If you’re looking to educate yourself on the latest npm vulnerabilities, you’ve come to the right place.
In this article, I’ll call out some open sources to find security vulnerabilities in the npm ecosystem and how to stay up-to-date with the latest security threats.
Snyk Vulnerability Database
To kick us off, the Snyk Vulnerability Database is a great place to start. It’s a comprehensive database of vulnerabilities in open-source projects, including npm packages. You can search for vulnerabilities by package name or a CVE.

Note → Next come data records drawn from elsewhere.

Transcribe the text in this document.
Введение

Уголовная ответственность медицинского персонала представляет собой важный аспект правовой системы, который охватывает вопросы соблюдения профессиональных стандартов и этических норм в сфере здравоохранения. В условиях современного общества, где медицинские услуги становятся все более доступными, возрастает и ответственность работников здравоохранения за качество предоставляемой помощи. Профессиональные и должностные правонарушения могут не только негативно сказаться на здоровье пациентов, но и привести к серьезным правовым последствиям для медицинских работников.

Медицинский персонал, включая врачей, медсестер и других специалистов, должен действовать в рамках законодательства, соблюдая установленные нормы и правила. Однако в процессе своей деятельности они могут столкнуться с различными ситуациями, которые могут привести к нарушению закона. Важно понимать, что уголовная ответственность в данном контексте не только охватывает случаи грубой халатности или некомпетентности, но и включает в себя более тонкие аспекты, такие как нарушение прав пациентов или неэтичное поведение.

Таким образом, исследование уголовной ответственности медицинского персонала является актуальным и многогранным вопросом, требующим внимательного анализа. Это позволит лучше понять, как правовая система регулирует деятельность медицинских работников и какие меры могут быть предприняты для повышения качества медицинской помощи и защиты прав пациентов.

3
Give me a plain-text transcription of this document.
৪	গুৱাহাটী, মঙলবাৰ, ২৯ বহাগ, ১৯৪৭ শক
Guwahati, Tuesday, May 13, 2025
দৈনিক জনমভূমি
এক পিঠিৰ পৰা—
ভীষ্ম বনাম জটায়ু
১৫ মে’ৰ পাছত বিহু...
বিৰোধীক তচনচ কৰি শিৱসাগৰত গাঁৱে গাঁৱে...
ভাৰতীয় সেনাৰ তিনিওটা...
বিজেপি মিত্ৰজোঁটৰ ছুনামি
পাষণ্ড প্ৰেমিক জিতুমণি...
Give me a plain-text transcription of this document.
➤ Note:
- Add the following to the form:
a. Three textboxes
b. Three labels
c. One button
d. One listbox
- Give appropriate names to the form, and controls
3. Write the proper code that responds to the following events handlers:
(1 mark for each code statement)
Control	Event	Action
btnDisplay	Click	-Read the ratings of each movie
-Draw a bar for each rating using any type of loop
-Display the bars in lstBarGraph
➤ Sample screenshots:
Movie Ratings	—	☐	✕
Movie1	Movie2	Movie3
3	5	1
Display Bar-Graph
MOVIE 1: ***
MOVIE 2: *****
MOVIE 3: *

Disclaimer: I work at Snyk as a developer advocate
Specifically what makes the Snyk vulnerability database stand out is the following highly enriched metadata:
- The database is extremely timely, accurate and up-to-date
- The vulnerability report includes dates of the security disclosure and also the publishing time
- The vulnerability report includes a description the vulnerability itself with instructions on how to remediate it
- Enriched metadata with links to the GitHub commit, GitHub pull request, a link to the npm package, or the researcher’s gist
- It uses CVSS 4 scoring
GitHub Security Advisories
The GitHub Security Advisories is another good place to find vulnerabilities in npm packages. Specifically it is helpful due to the free-text search.
Google’s OSV
Another security vulnerability resource is the Open Source Vulnerabilities (OSV). It’s a new project by Google that aims to provide a comprehensive vulnerability database for open-source projects.
Specifically, OSV also provides an API layer to query the vulnerabilities programmatically which could prove handy, depending on your use-case.